DOI http://dx.doi.org/10.1002/pmic.201500049
Department(s) Microbiological Laboratory
VLAG
WIMEK
Publication type Refereed Article in a scientific journal
Publication year 2015
Keyword(s) Composition - Intestinal microbiota - Metaproteomics - Microbiology - Obesity
Abstract

Obesity is associated with the intestinal microbiota in humans but the underlying mechanisms are yet to be fully understood. Our previous phylogenetic study showed that the faecal microbiota profiles of nonobese versus obese and morbidly obese individuals differed. Here, we have extended this analysis with a characterization of the faecal metaproteome, in order to detect differences at a functional level. Proteins were extracted from crude faecal samples of 29 subjects, separated by 1D gel electrophoresis and characterized using RP LC-MS/MS. The peptide data were analyzed in database searches with two complementary algorithms, OMSSA and X!Tandem, to increase the number of identifications.

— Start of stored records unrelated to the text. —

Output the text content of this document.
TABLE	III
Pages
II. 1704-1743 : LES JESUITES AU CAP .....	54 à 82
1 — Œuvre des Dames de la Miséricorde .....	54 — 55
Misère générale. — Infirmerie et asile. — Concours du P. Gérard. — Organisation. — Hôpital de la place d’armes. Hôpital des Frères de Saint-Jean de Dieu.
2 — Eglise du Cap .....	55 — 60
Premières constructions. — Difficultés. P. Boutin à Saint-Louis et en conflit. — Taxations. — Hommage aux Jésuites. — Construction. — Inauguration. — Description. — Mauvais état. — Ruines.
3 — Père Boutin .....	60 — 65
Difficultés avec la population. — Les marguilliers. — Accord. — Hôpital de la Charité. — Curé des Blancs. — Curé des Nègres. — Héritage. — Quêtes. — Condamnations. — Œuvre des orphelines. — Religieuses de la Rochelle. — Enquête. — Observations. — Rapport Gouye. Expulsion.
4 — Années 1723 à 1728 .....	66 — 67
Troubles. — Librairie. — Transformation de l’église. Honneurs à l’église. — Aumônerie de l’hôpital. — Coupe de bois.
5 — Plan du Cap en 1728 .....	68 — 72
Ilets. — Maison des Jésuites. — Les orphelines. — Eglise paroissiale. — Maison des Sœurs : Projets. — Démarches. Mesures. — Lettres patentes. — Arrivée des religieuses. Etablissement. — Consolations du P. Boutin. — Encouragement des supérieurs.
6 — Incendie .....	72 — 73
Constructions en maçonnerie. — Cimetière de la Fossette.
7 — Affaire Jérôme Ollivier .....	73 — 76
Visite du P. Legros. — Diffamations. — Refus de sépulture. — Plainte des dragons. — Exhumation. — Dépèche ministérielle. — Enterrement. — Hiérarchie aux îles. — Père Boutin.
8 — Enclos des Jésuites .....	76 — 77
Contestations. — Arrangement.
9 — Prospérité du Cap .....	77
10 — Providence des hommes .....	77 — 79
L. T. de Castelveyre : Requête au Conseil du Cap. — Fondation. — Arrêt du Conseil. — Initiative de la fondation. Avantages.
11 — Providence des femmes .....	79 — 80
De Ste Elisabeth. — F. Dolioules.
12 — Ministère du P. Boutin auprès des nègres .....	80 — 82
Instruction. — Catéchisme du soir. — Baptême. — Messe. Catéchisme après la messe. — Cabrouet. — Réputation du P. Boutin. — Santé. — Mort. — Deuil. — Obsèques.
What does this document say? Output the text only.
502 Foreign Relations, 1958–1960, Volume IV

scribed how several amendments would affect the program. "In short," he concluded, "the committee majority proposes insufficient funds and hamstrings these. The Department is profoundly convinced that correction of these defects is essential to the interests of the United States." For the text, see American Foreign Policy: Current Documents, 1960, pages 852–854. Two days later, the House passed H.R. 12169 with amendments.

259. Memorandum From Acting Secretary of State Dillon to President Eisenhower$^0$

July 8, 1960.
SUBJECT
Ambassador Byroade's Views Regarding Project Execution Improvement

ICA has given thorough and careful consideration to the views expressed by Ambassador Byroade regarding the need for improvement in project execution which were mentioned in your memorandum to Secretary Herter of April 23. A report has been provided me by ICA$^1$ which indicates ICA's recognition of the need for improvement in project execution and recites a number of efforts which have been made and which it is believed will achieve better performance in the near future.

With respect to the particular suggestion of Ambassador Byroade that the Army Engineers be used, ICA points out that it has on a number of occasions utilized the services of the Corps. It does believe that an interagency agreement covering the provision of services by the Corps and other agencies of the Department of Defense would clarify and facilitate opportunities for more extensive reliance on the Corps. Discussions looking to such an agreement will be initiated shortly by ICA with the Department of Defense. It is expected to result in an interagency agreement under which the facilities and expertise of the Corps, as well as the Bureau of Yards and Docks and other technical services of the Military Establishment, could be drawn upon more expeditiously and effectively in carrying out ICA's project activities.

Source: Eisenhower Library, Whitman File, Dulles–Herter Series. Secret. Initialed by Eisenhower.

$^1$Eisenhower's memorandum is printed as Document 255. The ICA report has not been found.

Evolutionary genealogy of genes: nonsupervised orthologous groups (EggNOG) database searches resulted in the functional annotation of over 90% of the identified microbial and human proteins. Based on both bacterial and human proteins, a clear clustering of obese and nonobese samples was obtained that exceeded the phylogenetic separation in dimension. Moreover, integration of the metaproteomics and phylogenetic datasets revealed notably that the phylum Bacteroidetes was metabolically more active in the obese than nonobese subjects. Finally, significant correlations between clinical measurements and bacterial gene functions were identified. This study emphasizes the importance of integrating data of the host and microbiota to understand their interactions.